Gracias a los discos, el crítico, que había construido su oficio partitura en mano desde el siglo XIX, se convirtió en un melómano. Pero no en uno cualquiera, sino en alguien autorizado tras la audición de ingentes cantidades de grabaciones. Para el crítico, el sonido ha terminado arrumbando a la notación; el disco ha sustituido a la partitura. Kerman habla del pionero en esta tendencia: B. H. Haggin, autor de la primera guía de música clásica grabada, Music on Records, publicada en 1938. Y concluye que las grabaciones han terminado desbordando el repertorio. Su influencia ha sido determinante en la canonización de una forma de interpretar lo más cercana posible a lo escrito en la partitura; Haggin mismo la personalizó en Toscanini frente a Furtwängler. Y la reiteración fonográfica de esa objetividad estética ha producido una progresiva pérdida de espontaneidad para el intérprete y de variedad para el público.

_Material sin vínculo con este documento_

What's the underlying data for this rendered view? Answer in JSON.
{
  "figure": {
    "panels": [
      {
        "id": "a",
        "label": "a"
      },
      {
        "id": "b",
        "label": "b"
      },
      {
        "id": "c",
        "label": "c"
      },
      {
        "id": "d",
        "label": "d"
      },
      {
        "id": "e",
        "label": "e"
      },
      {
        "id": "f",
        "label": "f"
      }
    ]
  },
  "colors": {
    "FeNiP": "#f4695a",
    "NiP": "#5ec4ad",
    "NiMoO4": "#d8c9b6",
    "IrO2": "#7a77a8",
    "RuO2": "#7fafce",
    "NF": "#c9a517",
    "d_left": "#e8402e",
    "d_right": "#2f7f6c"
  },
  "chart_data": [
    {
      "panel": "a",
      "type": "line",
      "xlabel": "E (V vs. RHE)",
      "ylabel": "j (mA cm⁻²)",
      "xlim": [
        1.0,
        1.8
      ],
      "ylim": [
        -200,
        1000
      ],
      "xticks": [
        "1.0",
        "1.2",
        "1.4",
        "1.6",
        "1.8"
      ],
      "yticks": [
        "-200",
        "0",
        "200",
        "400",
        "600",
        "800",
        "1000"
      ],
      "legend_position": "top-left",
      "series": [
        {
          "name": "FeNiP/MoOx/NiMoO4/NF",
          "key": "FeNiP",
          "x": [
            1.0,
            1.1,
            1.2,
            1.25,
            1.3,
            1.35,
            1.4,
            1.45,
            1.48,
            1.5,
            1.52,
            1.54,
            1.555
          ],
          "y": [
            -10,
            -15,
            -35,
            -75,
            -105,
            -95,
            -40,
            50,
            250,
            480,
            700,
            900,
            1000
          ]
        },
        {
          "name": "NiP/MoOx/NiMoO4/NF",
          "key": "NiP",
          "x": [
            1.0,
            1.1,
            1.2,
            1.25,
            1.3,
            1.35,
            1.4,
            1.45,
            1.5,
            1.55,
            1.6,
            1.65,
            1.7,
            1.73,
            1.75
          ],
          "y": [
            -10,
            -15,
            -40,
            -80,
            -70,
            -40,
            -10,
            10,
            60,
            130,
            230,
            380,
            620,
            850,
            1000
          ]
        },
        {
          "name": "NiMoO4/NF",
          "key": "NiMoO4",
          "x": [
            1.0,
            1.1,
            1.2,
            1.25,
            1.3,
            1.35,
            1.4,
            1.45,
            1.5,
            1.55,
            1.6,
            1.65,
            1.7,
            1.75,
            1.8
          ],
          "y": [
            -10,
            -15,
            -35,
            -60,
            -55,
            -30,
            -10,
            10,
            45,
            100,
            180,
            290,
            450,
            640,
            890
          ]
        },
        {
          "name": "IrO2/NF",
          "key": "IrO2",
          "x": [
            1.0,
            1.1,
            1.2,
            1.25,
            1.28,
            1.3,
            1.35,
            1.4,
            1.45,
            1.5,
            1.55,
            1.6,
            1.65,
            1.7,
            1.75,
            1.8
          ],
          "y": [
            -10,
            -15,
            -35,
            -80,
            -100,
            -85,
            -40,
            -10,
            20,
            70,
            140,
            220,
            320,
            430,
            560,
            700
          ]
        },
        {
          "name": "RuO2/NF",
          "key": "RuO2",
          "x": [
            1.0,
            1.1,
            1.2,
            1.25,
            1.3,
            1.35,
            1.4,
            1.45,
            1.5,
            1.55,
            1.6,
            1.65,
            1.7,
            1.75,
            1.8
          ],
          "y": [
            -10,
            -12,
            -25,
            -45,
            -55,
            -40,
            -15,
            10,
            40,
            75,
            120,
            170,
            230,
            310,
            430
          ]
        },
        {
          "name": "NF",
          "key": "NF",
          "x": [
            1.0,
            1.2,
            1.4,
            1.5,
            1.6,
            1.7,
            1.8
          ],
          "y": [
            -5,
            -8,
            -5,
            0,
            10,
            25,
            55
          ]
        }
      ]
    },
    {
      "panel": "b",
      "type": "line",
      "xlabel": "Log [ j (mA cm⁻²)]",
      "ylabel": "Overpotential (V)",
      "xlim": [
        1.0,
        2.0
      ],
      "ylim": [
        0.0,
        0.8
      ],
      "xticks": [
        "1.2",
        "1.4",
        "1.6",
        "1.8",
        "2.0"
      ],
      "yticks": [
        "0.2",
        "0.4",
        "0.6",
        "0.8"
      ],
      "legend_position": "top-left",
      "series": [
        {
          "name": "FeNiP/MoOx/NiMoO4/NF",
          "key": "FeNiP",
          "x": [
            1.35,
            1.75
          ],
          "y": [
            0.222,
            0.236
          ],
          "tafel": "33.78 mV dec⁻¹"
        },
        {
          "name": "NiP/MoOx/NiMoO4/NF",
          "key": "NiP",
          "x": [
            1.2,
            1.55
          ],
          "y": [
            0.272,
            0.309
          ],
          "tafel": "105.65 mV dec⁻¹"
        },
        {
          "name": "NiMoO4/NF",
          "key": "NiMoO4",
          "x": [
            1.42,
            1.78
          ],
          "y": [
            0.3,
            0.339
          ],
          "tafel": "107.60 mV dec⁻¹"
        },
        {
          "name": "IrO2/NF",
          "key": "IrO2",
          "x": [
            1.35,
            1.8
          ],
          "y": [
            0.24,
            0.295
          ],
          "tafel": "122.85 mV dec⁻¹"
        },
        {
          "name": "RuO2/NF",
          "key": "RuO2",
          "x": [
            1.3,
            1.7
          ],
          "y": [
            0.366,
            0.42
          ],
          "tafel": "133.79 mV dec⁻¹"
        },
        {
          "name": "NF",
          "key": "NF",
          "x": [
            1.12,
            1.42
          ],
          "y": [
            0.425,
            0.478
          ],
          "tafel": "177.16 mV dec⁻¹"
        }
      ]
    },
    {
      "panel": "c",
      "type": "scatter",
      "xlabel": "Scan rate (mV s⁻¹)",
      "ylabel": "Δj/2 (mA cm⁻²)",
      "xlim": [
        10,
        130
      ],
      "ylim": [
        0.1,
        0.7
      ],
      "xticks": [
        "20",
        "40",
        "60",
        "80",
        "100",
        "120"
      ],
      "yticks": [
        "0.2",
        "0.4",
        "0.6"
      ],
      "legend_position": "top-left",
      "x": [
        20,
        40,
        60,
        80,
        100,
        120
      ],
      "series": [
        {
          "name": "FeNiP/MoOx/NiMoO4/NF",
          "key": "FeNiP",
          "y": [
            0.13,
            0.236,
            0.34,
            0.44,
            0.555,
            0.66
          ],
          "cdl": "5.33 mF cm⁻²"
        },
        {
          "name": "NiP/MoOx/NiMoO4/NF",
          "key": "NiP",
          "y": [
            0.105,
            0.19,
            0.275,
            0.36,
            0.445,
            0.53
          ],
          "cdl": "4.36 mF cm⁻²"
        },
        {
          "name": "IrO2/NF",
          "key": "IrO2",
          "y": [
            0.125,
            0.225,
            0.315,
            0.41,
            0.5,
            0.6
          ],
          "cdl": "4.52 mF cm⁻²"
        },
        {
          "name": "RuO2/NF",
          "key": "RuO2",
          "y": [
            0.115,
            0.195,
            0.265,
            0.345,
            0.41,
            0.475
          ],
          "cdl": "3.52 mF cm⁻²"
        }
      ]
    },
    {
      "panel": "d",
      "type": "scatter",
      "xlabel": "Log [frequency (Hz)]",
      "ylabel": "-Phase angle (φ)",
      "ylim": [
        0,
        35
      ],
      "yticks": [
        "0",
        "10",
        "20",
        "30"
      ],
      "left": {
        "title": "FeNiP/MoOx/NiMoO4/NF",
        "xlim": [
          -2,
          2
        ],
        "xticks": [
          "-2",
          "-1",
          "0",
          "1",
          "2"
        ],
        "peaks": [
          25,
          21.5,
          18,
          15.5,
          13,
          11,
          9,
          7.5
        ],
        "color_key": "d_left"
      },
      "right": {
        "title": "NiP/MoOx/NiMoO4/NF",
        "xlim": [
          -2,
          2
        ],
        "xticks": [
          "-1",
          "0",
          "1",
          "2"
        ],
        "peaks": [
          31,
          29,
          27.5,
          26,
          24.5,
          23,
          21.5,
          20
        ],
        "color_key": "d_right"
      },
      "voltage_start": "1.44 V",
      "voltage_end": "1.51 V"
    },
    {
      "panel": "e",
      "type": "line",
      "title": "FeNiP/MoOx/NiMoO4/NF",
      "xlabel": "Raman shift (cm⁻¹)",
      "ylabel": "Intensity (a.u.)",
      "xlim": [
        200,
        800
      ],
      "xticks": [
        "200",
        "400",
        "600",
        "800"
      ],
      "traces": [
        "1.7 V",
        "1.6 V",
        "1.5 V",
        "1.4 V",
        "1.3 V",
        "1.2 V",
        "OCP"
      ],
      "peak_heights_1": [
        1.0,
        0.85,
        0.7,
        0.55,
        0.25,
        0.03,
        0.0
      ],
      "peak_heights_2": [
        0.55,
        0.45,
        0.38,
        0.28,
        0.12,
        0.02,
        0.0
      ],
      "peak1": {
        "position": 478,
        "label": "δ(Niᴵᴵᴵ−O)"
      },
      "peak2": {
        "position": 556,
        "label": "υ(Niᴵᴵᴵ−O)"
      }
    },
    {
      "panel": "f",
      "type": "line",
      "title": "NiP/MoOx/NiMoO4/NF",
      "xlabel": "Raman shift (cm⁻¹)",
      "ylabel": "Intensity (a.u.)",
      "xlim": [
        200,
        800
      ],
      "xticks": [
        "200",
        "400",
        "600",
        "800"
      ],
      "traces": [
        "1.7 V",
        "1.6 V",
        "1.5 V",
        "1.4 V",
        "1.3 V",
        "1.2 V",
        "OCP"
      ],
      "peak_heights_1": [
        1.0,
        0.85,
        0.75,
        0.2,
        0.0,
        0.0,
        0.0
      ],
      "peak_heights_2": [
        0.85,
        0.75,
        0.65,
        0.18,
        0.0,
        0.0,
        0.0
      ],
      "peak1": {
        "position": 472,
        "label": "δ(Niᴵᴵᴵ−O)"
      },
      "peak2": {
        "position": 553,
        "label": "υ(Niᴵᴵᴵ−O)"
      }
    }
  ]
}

Pero el musicólogo norteamericano encuentra un horizonte de futuro en la música antigua y la interpretación historicista. En su conclusivo “buscando encontraréis” (la sección final de su artículo: quaerendo invenietis) habla de un repertorio cuya tradición se ha reinventado en el presente y cuyos patrones cambiantes aseguran una mayor variedad y vitalidad. Y utiliza una curiosa metáfora del etnomusicólogo Mantle Hood: las obras musicales del pasado son como esqueletos a los que no sabemos muy bien cómo vestir. Vaticina, en estas páginas de 1983, un futuro en donde al paleontólogo de la música se unirán ingeniosos taxidermistas que situarán esos esqueletos, convenientemente ataviados, en escenas de pantanos y tundra como las que podemos contemplar en los museos de historia natural. Variaciones, todas ellas, a las que debemos someter nuestro canon musical, aunque ello implique su conversión o su inversión: ese canon alla rovescia que da título al blog que hoy nace.